Quest’ultima, dopo la condanna in Corte d’Appello, ha presentato ricorso in Cassazione sostenendo che fosse impossibile in Italia il riconoscimento dei danni punitivi.

Finora, la Corte di Cassazione aveva sempre negato il possibile riconoscimento nell’ordinamento della categoria dei danni punitivi. Infatti, con la sentenza n. 1781 del 2012, stabiliva che

“il diritto al risarcimento del danno conseguente alla lesione di un diritto soggettivo non è riconosciuto con caratteristiche e finalità punitive ma in relazione all’effettivo pregiudizio subito dal titolare del diritto leso”,

 

ribadendo così la natura strettamente compensatrice della responsabilità civile.

A seguito dei cambiamenti socio-economici dettati dai processi di globalizzazione ormai ben strutturati, dei numerosi provvedimenti adottati da giudici stranieri in materia e delle consistenti prese di posizione nella letteratura giuridica sul tema, l’ultima pronunzia della Corte riconosce che al risarcimento del danno può essere attribuita anche una finalità diversa da quella meramente riparatoria. Quella che attiene ai danni punitivi.

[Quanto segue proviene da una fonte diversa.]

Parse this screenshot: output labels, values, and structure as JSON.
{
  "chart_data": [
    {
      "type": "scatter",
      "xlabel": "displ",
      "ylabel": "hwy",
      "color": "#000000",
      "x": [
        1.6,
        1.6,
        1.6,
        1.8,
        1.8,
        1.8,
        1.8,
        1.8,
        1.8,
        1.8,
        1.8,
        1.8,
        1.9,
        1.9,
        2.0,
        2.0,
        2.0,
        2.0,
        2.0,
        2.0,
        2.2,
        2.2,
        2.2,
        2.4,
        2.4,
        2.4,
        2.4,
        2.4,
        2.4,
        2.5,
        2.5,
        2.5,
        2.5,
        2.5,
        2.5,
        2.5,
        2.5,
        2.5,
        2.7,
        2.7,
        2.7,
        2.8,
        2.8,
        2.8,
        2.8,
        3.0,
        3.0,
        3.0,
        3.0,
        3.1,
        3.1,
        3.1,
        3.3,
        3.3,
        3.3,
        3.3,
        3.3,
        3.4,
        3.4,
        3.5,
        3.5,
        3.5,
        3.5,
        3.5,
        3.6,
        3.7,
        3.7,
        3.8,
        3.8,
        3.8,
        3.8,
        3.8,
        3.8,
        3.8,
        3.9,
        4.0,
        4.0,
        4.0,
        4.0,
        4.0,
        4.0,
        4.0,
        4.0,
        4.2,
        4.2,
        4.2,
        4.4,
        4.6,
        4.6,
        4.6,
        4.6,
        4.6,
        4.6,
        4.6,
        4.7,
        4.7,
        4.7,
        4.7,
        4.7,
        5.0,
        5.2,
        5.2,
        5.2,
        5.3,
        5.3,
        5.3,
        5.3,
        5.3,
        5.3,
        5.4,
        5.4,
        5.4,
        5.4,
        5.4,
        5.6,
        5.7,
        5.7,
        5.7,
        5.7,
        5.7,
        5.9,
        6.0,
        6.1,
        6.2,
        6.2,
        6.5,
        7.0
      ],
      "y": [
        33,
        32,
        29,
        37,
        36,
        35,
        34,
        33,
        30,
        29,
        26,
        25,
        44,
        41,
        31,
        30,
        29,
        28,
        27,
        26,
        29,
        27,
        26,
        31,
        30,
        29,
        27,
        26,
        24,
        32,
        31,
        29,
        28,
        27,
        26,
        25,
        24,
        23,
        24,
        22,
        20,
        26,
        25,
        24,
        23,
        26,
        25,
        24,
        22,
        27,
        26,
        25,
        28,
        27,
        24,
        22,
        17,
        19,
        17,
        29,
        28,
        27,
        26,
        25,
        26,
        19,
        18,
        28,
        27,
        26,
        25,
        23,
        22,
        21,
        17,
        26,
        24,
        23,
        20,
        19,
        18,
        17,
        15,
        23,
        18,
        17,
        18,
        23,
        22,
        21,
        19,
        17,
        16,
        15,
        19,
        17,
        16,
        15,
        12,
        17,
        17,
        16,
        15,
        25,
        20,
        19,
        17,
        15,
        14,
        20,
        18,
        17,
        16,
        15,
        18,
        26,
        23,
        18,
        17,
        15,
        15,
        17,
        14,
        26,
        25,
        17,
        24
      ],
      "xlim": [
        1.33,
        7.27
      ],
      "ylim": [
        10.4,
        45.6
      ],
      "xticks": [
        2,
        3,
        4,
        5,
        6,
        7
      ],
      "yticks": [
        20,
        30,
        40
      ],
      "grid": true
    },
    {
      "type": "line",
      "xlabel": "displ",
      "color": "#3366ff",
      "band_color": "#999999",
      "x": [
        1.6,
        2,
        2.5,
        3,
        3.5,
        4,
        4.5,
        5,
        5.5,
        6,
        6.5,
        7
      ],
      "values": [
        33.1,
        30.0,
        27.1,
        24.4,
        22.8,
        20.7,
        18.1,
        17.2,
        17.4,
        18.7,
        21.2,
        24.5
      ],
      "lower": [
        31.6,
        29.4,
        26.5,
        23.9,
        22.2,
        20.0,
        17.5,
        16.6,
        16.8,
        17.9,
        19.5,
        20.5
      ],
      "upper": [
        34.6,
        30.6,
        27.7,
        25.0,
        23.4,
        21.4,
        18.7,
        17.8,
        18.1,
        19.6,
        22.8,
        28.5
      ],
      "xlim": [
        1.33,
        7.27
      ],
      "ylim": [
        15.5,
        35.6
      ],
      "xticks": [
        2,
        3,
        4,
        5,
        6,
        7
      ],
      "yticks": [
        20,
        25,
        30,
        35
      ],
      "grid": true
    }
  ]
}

Apertura al risarcimento dei danni punitivi

Ma cosa si intende con l’espressione danni punitivi, altrimenti detti “esemplari”? Sono un istituto giuridico tipico dei paesi di common law, in particolar modo degli Stati Uniti, che in caso di responsabilità del danneggiante per dolo o colpa grave prevedono il riconoscimento al danneggiato di un ulteriore risarcimento punitivo.

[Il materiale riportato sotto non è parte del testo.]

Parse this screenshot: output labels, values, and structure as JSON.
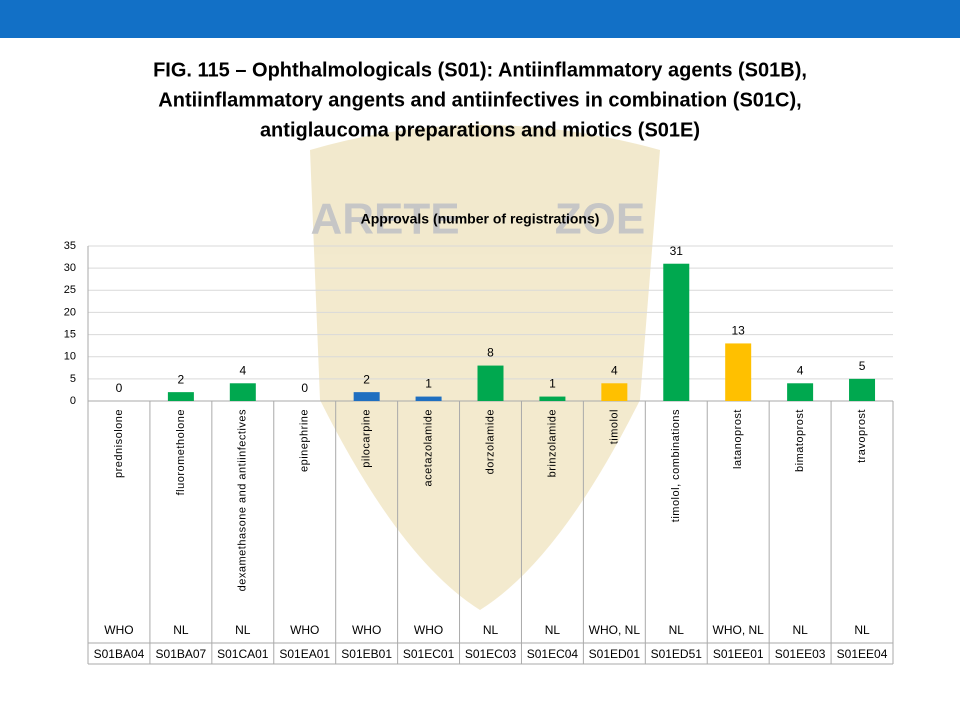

Mentre il sistema giuridico italiano, almeno fino ad ora, ha storicamente interpretato la responsabilità civile come un istituto con finalità esclusivamente riparatorie e compensatorie, focalizzate sulla posizione del danneggiato, nei sistemi di common law l’impiego di danni punitivi si accompagna al riconoscimento del ruolo inibitorio proprio della law of tort, volto a sanzionare, e quindi a prevenire, condotte potenzialmente lesive.

Il risarcimento di danni punitivi non può essere imposto dal giudice italiano senza espressa previsione normativa, cosi come per ogni pronuncia straniera.

“Il principio di legalità postula che una condanna straniera a risarcimenti punitivi provenga da fonte normativa riconoscibile, cioè che il giudice a quo abbia pronunciato sulla scorta di basi normative adeguate, che rispondano ai principi di tipicità e prevedibilità.”